Le « Grand Paris » de Montereau au Havre. Atelier International du Grand Paris

Parmi les problèmes liés à la proximité parisienne, on évoque souvent également la fuite des jeunes cerveaux. Chaque année, plus de 4000 jeunes post-bac quittent les académies de Rouen et Caen sans y revenir par la suite. Par conséquent, la Normandie de nouveau unifiée doit réfléchir à des nouveaux modes d’organisation capables de retenir sur son territoire les étudiants et les nouveaux diplômés.

Ensuite, une autre problématique plusieurs fois évoquée par le collectif des quinze géographes normands est celle de la gouvernance régionale et de la répartition équitable des tâches entre Caen et Rouen. Les Normands sont longtemps restés indifférents vis-à-vis de cette réunification prétextant l’inutilité de cette question. Cette dernière a pourtant été l’occasion de faire ressurgir une identité et des racines communes. La question maintenant est de savoir si faire de la culture et de l’histoire de la Normandie un projet régional d’attractivité et de compétitivité sera efficace.

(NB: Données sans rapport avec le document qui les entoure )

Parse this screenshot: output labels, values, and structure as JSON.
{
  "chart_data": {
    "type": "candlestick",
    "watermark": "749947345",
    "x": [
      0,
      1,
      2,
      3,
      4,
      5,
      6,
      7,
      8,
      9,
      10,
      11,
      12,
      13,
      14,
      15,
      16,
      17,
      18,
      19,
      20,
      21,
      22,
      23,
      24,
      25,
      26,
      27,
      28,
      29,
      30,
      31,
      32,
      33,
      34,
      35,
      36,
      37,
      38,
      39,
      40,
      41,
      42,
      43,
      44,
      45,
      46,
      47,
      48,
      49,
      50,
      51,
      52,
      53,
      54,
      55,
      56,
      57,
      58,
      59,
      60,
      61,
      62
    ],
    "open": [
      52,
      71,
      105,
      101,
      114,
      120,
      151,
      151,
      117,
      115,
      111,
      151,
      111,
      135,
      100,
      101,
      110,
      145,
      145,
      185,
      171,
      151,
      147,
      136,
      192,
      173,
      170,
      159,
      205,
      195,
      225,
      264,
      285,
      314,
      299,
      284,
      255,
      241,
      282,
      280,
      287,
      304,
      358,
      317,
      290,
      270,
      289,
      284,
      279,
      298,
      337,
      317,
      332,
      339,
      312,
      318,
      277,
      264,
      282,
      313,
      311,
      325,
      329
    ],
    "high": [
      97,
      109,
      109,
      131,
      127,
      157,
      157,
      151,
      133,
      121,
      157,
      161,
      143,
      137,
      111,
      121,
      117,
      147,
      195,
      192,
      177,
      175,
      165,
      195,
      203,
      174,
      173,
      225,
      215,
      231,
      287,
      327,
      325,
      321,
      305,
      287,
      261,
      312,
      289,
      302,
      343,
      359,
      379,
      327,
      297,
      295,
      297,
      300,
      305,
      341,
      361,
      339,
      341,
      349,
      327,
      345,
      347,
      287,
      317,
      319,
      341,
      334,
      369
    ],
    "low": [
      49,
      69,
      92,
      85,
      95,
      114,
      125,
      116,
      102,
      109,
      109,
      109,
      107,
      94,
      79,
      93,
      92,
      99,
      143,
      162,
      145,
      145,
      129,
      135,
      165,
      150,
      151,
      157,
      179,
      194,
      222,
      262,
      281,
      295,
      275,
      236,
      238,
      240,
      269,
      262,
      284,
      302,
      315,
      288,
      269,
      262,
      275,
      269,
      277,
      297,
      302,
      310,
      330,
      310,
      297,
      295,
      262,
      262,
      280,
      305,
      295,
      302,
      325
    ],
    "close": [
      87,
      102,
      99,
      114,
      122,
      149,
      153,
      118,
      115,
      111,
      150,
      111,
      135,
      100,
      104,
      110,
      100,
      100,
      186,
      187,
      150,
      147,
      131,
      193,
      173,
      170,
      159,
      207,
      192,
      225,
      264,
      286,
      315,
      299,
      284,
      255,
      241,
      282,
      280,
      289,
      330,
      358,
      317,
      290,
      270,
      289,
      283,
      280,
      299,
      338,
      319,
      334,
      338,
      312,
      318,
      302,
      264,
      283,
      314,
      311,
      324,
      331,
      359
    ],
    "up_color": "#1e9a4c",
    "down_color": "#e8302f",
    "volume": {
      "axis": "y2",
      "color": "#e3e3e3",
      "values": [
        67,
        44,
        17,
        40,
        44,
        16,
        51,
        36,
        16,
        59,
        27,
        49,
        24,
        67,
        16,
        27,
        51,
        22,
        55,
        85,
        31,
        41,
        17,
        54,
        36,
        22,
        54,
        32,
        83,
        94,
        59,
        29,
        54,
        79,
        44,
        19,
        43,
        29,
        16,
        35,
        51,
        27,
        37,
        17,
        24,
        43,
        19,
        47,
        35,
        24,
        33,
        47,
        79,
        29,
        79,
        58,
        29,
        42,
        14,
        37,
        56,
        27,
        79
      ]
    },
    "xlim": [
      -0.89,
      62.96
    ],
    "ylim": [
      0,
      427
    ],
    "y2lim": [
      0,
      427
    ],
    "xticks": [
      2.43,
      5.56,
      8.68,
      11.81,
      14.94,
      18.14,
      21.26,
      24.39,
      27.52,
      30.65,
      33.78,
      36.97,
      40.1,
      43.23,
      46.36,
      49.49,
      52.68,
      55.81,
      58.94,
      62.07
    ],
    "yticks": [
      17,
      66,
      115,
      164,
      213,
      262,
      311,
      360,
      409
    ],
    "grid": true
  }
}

L’absence d’un réel projet pour la Normandie vient essentiellement du fait que depuis 1956, l’État aménageur a coupé en deux la Normandie. Depuis, l’ex-Haute regardant vers Paris et l’ex-Basse regardant vers le Grand-Ouest n’ont jamais réussi à mettre en place de grands projets en commun. Pourtant, singulièrement, la Normandie est riche de potentialités socio-économiques et territoriales donc tout l’intérêt de la fusion est de lui donner un poids suffisant pour la rendre attractive.

Enfin, dans un contexte de compétition accrue entre les territoires, la Normandie doit espérer une meilleure coopération entre tous ses acteurs publics et privés avec une vision stratégique à long terme (à l’image des objectifs du CESER de Bretagne sur 20 ou 30 ans). La réflexion en cours sur le projet Axe Seine lui constitue un moyen de consolider ses activités économiques, notamment dans les filières industrielle et logistique où elle joue actuellement les premiers rôles au niveau national. Ce projet territorial associant la métropole parisienne (projet du Grand Paris) permettra de renforcer son attractivité et d’attirer de nouveaux investisseurs en faisant l’hypothèse d’une meilleure accessibilité ferroviaire.

Les récents évènements organisés par la région Normandie rassemblant les grands acteurs économiques et les citoyens du territoire et la volonté de créer une marque territoriale sont autant de signaux positifs. À la Normandie d’affirmer ses ambitions et de faire rugir ses léopards.